Western Edge Pictures

Pregnancy is rife for metaphor. The fact that another cognoscente being is being developed inside of another cognoscente being, all while demanding nutrition and altering chemistry, is a fact that sounds more like fiction of the science variety. The realization that our humanity is reducible to biology and chemistry is both disturbing and awe-inspiring. What, then, would happen if those biological siphons started demanding things that weren’t socially acceptable? Socially unacceptable things like…murder? Well that conceit is the groundwork for the new film by Alice Lowe, Prevenge.

The metaphor for pregnancy found throughout the running time of Prevenge is one of loss of control. A pregnant woman, Ruth, has lost control of everything. Her career, her personal life, her own body, all seem to be spiraling out of control. The rest of the running time is Ruth responding with the chaos with the method of appeasement. If she can appease the tiny voice inside her then maybe, just maybe, she can grasp at control again.

From here, a cohesion to her chaos is revealed, a warped plan to restore order. Her murderous rage is given focus and purpose, all from the tiny voice coming from inside her. This is also when the film loses a large portion of its nuance. It becomes a classic “girl in peril” type of horror film. This is not to say it isn’t successful within this format, but given its setup and the promise found in specific sequences, it is a bit disappointing to see it revert to a classic genre film.

That doesn’t mean that Prevenge isn’t unique. It is. The two things that really makes it so is the humor and Alice Lowe herself. Even considering that the humor is jet black, the jokes keep this film afloat in the genre sea it finds itself in. In the same vein, the charm and ease of Lowe’s performance is placating and disarming to the point that it seems a bit more layered than other films of its ilk.
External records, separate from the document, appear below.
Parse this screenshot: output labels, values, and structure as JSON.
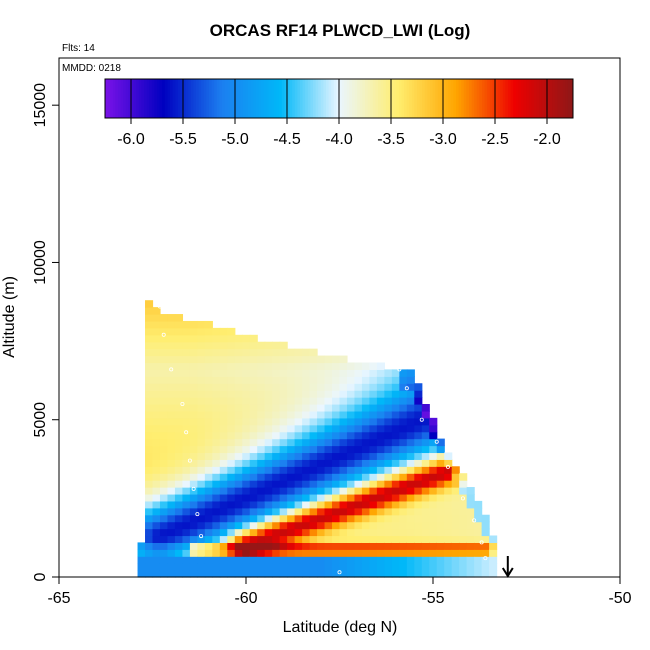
{
  "chart_data": {
    "type": "heatmap",
    "title": "ORCAS RF14 PLWCD_LWI (Log)",
    "subtitle_flights": "Flts: 14",
    "subtitle_date": "MMDD: 0218",
    "xlabel": "Latitude (deg N)",
    "ylabel": "Altitude (m)",
    "xlim": [
      -65,
      -50
    ],
    "ylim": [
      0,
      16500
    ],
    "x_ticks": [
      -65,
      -60,
      -55,
      -50
    ],
    "x_tick_labels": [
      "-65",
      "-60",
      "-55",
      "-50"
    ],
    "y_ticks": [
      0,
      5000,
      10000,
      15000
    ],
    "y_tick_labels": [
      "0",
      "5000",
      "10000",
      "15000"
    ],
    "colorbar": {
      "range": [
        -6.25,
        -1.75
      ],
      "ticks": [
        -6.0,
        -5.5,
        -5.0,
        -4.5,
        -4.0,
        -3.5,
        -3.0,
        -2.5,
        -2.0
      ],
      "tick_labels": [
        "-6.0",
        "-5.5",
        "-5.0",
        "-4.5",
        "-4.0",
        "-3.5",
        "-3.0",
        "-2.5",
        "-2.0"
      ],
      "stops": [
        "#7b12e8",
        "#0000c0",
        "#1c7ff0",
        "#00b8f8",
        "#eaf6ff",
        "#ffee70",
        "#ffa500",
        "#ee0000",
        "#8e1818"
      ]
    },
    "coverage_top_altitude_m": [
      [
        -62.6,
        8700
      ],
      [
        -62.2,
        8400
      ],
      [
        -61.5,
        8200
      ],
      [
        -60.5,
        7900
      ],
      [
        -59.5,
        7550
      ],
      [
        -58.5,
        7250
      ],
      [
        -57.5,
        7000
      ],
      [
        -56.5,
        6750
      ],
      [
        -55.6,
        6600
      ],
      [
        -55.2,
        5600
      ],
      [
        -54.8,
        4500
      ],
      [
        -54.4,
        3600
      ],
      [
        -54.0,
        2900
      ],
      [
        -53.6,
        1900
      ],
      [
        -53.3,
        1100
      ]
    ],
    "features": [
      {
        "name": "low-LWI band",
        "value": -5.6,
        "from_lat": -62.3,
        "from_alt": 1300,
        "to_lat": -55.3,
        "to_alt": 5000
      },
      {
        "name": "high-LWI band",
        "value": -2.1,
        "from_lat": -60.0,
        "from_alt": 1000,
        "to_lat": -54.5,
        "to_alt": 3400
      }
    ],
    "flight_track": [
      [
        -62.3,
        8600
      ],
      [
        -62.2,
        7700
      ],
      [
        -62.0,
        6600
      ],
      [
        -61.7,
        5500
      ],
      [
        -61.6,
        4600
      ],
      [
        -61.5,
        3700
      ],
      [
        -61.4,
        2800
      ],
      [
        -61.3,
        2000
      ],
      [
        -61.2,
        1300
      ],
      [
        -57.5,
        150
      ],
      [
        -55.9,
        6600
      ],
      [
        -55.7,
        6000
      ],
      [
        -55.3,
        5000
      ],
      [
        -54.9,
        4300
      ],
      [
        -54.6,
        3500
      ],
      [
        -54.2,
        2500
      ],
      [
        -53.9,
        1800
      ],
      [
        -53.7,
        1100
      ],
      [
        -53.6,
        600
      ]
    ],
    "marker_arrow_latitude": -53.0
  }
}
There is no question that these two elements make Prevenge a good film. The trouble is that Prevenge continually hints at being a great film. As stated above, pregnancy is rife for metaphor. There are so many layers of possibility that come to mind when the synopsis of Prevenge is read. Sadly, the film plays it relatively straight as a damaged woman struggling for control in a chaotic world. To be fair, though, it isn’t really fair to judge a film on what a viewer can imagine it being. It should only be judged on what it is. Even on this level, however, Prevenge still feels like it rushes over the surface of many great ideas and questions without ever really taking the time to address them.

So Prevenge is a good film, there is no doubt about that, but it does manage to feel a little underwhelming in its approach. The narrative and the direction seems to be reigned back in the name of keeping it all safe. While this is fine in the sense of making a quality film in the lineage of the fragile woman horror trope films, it also prevents it from branching out into the territory it seems to be so obviously hinting at.